Penurie d'essence : un conflit difficile a justifier

Un conflit est toujours la conjonction d'intérêts concurrents. Une crise ne suppose ni morale ni limite.

On peut, comme les medias aux ordres, s'appitoyer a l'envi sur le sort des malheureux automobilistes qui ne pourront pas aller travailler demain. Leur stress social, comme une sorte de masochisme, est déjà largement causé par la situation dominante du patronat et des banquiers, le chantage au chômage, aux bas salaires, mais ne suscite pourtant de leur part qu'une colère modérée.

On ne trouve même aucune colère dans l'opinion publique, ni dans les médias, a l'égard du nullissime ministre de l'interieur Bernard Cazeneuve, celui la même qui ne sut pas empêcher la tuerie de Charlie Hebdo, ni celle de l'Hyper-Casher, ni même celle du Bataclan et qui pourtant continue de pavaner devant des journalistes acquiesceurs.

Pas le moindre ressentiment non plus a l'égard de Michel Cadot, le très droitier préfet de police de Paris, qui a, sinon organisé, au moins autorisé la manifestation des policiers sur la place de la République, manif qui a débouché sur l'agression de quatre infortunés agents de la force publique dans leur voiture de fonction. Cette séquence de guérilla qui tourne en boucle en ce moment dans les médias d'"information" n'est jamais remise en contexte. Pourtant, elle est la conséquence directe et malheureuse d'une invraissemblable provocation de la part des pouvoirs publics et en particulier de M. Cadot, ancien élève d'Assas. Faire défiler les porteurs de matraque sur le lieu où tente de s'organiser une forme de résistance à l'ordre des banquiers reste une provocation. C'est un peu comme si un chômeur SDF allait s'installer devant la porte du logement d'Emmanuel Macron. Hélas, il n'y a pas de matraque contre les policiers. Espérons que le tribunal de l'Histoire retiendra le véritable sens de cette infâmie.

L'adoption de la loi El Khomri signifie la fin des conventions collectives.

L'origine de la violence se trouve là. Dans ces conditions, il est logique que les salariés qui peuvent se mobiliser sans craindre de perdre leur emploi le fasse avec virulence. L'agression caractérisée que constitue l'abandon pur et simple du dialogue social, en échange d'une parodie de syndicalisme, constitue un retour en arrière d'un siècle quant aux droits et à la protection sociale des gens.

De son coté, le gouvernement tient à cette réforme parce qu'elle est vraissemblablement une monnaie d'échange avec l'Europe des banquiers. Les exigences des créanciers se font plus pressantes et la menace de finir comme la Grèce n'est plus de la politique-fiction.

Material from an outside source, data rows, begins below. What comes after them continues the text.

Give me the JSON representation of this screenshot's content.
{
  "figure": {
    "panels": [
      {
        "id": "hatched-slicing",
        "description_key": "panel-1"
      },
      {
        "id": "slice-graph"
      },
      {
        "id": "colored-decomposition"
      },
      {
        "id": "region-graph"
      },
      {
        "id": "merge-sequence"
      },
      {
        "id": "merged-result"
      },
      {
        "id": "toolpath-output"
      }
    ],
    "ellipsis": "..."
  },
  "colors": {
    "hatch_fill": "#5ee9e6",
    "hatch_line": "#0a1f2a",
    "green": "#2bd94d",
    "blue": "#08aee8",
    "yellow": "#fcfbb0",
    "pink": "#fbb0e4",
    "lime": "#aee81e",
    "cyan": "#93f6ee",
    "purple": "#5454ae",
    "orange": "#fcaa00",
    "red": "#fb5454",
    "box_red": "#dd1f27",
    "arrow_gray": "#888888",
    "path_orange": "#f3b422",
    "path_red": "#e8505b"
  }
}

Il faut évidemment rompre avec cette logique de violence initiée par le gouvernement. Valls a vécu et doit être remplacé. Ses coups de menton à l'égard de la jeunesse, des ouvriers, des syndicats n'auront pour effet que d'exaspérer davantage la population à l'égard du pouvoir et de jeter les électeurs dans les bras de la famille Le Pen et des néo-fascistes.

L'inversion de la hiérarchie des normes doit être enlevée de la loi. Elle est le point d'achoppement incontournable.